Monday, 19 October 2020

More time out

An overcast start to the week to the shops to buy some cooking apples for Clare to use in making veggie mince, ready for Christmas pies. She gave me a couple of bulky unwanted items to donate to one of the local charity shops. I soon discovered these aren't taking in any new items, thanks to the impact of covid-19 on their workflow, whether it is due to shortage of volunteers or sanitary precautions, I have no idea. 

It's clear however that all charity shops are suffering. Some are open, others closed pro tem or closed down altogether. There's no aspect of everyday life that isn't subject to the colossal impact of this pandemic. With both hands full, I couldn't then complete my veg shopping mission, so I had to take the donations back home and return to get the apples Clare wanted. I intended to shop in Tesco Metro, but for the first time noticed there was a queue of more than a dozen people waiting for admission. Unusually busy. Are people stocking up prior to lock-down I wonder? I bought cooking apples in the greengrocer's shop opposite, where there was no queue and no customers at that moment.

At midday First Minister Mark Drakeford announced promised new restrictions. These are due to come into force this Friday, lasting until November 9th, the day before my op - if it happens. For me it means an extra four days of being obliged to do what I'm already doing. Reading NHS Wales guidelines on-line was cheering, inasmuch as they are more clearly set out than stuff issued by central government. Outdoor exercise isn't something one may do, as long as you keep others at a distance and go directly to and from home, it's actively encouraged, for physical and mental well-being. National government has taken its lead from the bumbling vagueness and variability of Boris Johnston's pronouncements, and all of us are worse off for that. 

During my afternoon walk, I passed by the pharmacy to collect the revised Doxazosin prescription, agreed with the doctor, and got a few extra things from the nearby Co-op which I couldn't get in the morning.  I've got enough medication to see me through the coming weeks of quarantine now.
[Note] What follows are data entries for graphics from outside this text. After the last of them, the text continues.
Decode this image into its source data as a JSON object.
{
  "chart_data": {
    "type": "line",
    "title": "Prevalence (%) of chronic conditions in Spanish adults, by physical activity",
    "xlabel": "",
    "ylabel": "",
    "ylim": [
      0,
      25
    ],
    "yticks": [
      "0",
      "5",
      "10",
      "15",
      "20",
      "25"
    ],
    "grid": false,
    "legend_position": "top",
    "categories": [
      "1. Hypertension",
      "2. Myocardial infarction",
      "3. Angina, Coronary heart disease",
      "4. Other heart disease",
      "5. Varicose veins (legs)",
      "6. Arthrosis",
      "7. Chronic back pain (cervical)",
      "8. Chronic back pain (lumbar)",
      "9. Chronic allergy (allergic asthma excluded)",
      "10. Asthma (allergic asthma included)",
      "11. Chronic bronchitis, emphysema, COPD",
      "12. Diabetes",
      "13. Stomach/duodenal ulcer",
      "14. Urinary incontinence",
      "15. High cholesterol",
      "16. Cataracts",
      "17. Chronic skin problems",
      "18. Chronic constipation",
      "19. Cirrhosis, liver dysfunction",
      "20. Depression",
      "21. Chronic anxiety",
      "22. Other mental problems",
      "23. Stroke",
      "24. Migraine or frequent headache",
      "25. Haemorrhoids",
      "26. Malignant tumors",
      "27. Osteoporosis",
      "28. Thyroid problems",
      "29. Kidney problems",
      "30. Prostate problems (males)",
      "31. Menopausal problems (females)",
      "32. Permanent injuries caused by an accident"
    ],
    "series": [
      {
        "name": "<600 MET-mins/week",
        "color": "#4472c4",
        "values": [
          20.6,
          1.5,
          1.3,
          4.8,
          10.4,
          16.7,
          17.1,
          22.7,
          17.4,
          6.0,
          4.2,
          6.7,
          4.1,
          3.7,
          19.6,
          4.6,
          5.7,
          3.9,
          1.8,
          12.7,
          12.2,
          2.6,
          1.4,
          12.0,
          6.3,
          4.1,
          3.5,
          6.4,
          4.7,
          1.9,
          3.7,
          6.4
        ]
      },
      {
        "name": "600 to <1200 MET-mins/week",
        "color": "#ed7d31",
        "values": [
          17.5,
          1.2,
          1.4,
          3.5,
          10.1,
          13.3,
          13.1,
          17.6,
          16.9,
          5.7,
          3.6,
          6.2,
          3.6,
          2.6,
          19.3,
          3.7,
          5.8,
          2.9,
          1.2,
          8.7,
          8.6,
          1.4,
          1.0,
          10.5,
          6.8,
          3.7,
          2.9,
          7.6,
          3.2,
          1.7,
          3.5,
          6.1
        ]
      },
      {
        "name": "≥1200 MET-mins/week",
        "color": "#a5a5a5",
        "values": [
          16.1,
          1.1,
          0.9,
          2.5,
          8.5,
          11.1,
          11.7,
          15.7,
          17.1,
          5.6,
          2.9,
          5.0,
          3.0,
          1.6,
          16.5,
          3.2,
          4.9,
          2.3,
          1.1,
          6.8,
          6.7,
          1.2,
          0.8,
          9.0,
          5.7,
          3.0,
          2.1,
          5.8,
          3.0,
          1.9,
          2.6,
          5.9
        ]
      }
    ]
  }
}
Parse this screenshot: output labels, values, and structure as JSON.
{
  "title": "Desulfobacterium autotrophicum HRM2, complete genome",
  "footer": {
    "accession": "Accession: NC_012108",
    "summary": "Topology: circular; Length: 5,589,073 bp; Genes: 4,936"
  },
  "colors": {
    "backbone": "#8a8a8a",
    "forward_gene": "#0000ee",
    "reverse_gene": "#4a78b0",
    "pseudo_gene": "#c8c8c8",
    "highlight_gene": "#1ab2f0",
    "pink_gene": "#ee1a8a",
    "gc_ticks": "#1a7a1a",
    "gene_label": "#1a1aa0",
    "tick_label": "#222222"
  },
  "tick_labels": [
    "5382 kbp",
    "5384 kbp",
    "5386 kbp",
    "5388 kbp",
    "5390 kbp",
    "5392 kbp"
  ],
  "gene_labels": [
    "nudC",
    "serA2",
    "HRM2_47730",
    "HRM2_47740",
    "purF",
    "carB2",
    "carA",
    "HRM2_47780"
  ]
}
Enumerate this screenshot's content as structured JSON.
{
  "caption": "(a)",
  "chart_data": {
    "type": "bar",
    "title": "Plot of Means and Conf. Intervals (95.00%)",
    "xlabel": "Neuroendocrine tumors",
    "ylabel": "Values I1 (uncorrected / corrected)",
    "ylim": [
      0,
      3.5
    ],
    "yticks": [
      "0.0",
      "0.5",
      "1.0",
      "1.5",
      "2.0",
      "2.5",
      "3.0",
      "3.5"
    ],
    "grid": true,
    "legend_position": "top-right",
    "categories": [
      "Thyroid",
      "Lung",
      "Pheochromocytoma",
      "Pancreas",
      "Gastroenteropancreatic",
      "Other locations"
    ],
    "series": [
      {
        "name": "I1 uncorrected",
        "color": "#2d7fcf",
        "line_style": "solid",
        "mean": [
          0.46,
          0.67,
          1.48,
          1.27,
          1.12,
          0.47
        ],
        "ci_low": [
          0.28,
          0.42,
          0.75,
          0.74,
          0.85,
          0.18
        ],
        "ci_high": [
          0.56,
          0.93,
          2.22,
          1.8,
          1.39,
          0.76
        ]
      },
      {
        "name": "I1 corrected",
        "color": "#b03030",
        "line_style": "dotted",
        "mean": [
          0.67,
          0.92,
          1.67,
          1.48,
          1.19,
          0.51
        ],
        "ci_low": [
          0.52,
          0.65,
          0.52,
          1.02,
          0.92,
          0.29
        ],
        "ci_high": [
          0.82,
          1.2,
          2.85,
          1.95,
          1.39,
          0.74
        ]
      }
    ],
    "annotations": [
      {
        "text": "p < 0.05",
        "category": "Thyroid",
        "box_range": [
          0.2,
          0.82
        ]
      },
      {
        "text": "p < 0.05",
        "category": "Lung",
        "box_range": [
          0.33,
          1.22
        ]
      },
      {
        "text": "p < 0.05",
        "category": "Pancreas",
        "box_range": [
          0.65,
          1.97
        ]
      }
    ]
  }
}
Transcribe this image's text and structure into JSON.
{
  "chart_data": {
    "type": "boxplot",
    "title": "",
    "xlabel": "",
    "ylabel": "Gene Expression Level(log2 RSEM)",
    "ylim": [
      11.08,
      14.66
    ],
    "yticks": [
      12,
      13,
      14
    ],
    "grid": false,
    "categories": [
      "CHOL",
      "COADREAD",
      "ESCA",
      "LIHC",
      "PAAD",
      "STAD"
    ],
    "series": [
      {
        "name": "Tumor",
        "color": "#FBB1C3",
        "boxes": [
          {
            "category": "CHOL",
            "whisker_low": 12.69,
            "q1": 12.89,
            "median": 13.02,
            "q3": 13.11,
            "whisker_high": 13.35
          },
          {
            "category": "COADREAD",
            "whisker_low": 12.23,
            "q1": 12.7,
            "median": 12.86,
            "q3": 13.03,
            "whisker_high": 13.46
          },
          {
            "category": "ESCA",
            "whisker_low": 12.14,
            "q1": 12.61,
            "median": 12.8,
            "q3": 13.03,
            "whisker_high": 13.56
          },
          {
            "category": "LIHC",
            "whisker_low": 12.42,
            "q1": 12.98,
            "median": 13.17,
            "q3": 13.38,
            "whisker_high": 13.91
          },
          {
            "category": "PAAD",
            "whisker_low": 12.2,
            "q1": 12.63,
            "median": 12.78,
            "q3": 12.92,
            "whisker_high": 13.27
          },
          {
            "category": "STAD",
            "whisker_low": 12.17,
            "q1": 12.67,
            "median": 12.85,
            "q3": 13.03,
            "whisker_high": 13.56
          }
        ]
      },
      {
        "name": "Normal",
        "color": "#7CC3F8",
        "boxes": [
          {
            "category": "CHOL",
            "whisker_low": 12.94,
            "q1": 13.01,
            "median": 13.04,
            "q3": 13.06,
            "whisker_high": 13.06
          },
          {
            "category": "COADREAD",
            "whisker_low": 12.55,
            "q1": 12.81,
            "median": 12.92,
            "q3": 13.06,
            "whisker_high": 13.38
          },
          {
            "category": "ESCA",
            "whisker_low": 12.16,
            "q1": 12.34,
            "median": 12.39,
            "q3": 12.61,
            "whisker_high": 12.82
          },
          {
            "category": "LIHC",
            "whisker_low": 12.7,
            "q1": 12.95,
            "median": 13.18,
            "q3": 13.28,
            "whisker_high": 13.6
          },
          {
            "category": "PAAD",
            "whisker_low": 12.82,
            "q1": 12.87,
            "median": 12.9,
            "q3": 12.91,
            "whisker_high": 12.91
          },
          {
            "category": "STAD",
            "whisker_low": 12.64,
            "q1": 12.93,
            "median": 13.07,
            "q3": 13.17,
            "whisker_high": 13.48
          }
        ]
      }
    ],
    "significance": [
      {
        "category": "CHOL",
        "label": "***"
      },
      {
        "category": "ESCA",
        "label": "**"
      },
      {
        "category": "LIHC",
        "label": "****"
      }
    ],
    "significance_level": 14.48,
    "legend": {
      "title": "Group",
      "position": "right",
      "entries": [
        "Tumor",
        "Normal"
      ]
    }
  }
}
The 4mg Doxazosin pills are the slow release version. It'll be interesting to see how well these work, given that the 8mg ones didn't sit well in my stomach throughout the day. It's good if medication can leave you feeling less worse

In the evening I intended to do some work on my novel but was captivated by this week's edition of BBC Four's 'Fake or Fortune' programme, about the investigation of a portrait reputed to have been done by Lucien Freud as a teenager. The history of its origins led back to him, but there was evidence that he had denied authorship on the grounds that it was a work he hadn't completed, even though most of it was by his own hand. It seems he was very fussy about which of his works he allowed to go on sale. This was followed by another interesting programme about a billion dollar art theft from a Boston art collection thirty years ago, in which more than a dozen paintings were taken and have never been recovered. It's an story about the art haul being shifted from the USA by the criminal entrepreneurs in Dublin, which still continues without resolution today.

I then went to bed with my laptop and worked for rather too long, re-reading the first couple of chapters of my novel, correcting and revising them. In other words, avoiding drafting the concluding chapters yet again. I still can't figure out exactly how the story will end.